DSC05409.jpgLately I have been working on trying to think before I speak. I am not naturally like this, however. In the past I have been described as crass, blunt, direct, harsh, too strong, off the cuff, emotional etc. I started noticing the draining effect it had on my life so I decided to take note.

When I first made a name for myself as a business owner, I couldn’t figure out the image I wanted to represent. Powerful vixon, young successor, strong woman, eccentric shark, unconventionally successful, not politically correct but very accomplished, wild card winner, proof that you don’t need a degree from Harvard to be a successful entrepreneur. I started trying to take comfort in being a wild card. I thought that I can be however I wanted because I always have been and it has worked for me and gotten me to this point.
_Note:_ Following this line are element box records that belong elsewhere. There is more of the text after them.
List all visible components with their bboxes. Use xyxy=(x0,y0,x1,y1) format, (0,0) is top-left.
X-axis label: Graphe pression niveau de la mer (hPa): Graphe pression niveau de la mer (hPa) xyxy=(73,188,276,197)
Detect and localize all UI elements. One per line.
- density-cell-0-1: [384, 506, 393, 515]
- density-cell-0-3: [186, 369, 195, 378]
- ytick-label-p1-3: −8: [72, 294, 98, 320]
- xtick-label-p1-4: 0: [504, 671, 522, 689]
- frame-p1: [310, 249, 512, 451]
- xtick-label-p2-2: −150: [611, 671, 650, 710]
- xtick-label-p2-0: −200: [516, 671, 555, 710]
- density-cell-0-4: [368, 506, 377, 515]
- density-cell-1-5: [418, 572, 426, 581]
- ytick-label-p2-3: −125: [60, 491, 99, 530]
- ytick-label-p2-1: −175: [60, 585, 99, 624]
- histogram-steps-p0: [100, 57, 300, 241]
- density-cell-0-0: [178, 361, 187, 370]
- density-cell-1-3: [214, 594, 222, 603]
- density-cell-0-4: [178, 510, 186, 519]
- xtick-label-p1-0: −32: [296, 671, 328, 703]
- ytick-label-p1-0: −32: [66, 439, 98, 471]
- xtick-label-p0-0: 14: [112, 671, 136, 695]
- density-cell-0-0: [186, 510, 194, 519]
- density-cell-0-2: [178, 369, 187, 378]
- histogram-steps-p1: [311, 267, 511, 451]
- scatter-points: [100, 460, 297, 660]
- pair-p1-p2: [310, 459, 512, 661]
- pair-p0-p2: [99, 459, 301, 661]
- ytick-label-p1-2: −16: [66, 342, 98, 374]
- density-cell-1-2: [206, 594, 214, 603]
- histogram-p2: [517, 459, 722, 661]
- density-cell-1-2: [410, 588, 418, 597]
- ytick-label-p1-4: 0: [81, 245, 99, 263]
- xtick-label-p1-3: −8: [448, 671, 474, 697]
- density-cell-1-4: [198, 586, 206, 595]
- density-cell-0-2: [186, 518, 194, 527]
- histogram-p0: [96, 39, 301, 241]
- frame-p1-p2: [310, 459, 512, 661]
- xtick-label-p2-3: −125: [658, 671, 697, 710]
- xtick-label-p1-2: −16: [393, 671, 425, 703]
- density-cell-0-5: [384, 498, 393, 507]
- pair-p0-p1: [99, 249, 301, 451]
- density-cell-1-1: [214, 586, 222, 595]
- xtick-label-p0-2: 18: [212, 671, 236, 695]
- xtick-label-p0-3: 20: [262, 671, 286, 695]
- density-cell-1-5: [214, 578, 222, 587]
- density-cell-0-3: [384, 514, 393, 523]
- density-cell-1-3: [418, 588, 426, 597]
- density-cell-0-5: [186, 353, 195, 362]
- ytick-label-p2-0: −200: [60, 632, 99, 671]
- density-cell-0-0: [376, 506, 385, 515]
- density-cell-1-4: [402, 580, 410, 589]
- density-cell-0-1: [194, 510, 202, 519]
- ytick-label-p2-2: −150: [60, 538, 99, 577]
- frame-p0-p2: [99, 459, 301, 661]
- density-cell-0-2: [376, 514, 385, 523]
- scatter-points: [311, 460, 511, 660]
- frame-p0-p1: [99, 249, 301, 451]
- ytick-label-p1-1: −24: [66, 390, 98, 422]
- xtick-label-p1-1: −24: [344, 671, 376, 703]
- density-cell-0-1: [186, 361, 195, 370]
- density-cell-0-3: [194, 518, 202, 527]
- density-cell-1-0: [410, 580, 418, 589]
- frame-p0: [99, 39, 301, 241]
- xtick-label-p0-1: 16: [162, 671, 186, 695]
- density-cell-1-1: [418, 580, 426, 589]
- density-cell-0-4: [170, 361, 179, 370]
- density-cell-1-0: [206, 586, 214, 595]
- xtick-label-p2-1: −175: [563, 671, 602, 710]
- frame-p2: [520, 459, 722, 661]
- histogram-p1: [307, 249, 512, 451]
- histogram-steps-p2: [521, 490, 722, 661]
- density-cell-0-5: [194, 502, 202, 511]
OK, the truth is I am very fortunate, but I am also very curious and very open to receiving. I’ve had my struggles and life trauma like all of us trust me, but I have a overall very good outlook on life. I grew up middle class, both parents loved me, and I had the ability to relate to people and make things happen. I was fortunate enough to be able to do many adventurous things, a combo of having support and determination. So when it came to opening my own business (and really doing it this time) I was successful. Most people claimed they were not surprised (I actually was).

Anyway, my point is that my whole life I have been described as the all adjectives above, pretty care-free even rude at times, and gotten by just fine mostly. Of course I had plenty of confrontations but I always felt as though I had won most of them and never stopped to think maybe this could be whats draining me so much. So I guess it empowered me and fueled me to be even more demanding. The lesson that I just learned lately however, is how to be demanding with tact. The outcome is a much more positive experience for everything involved. There is a way to be demanding without being crass or abrasive. If your not a natural at sophistication like me, all you have to do is stop and think before you reply to situations.

Think; ” Will this cause a positive reaction? What does this person want? How can I make this person happy but stand in my beliefs? Can this hurt this person?” Ask yourself some of these questions while your in a situation. Practicing couth is just better for all relationships; your mom, friends, customers who complain, disgruntled employees, and fellow neighboring business owners that think they own you (still working on this one).

Now, that said, people who aren’t associated in your life circles that want to cause a ruckus don’t deserve the energy that couth takes for people like me. In fact they don’t deserve your precious energy at all for that matter. However, this shouldn’t be happening with all the good energy you have surrounding you. But examining the Law of Attraction is for another post.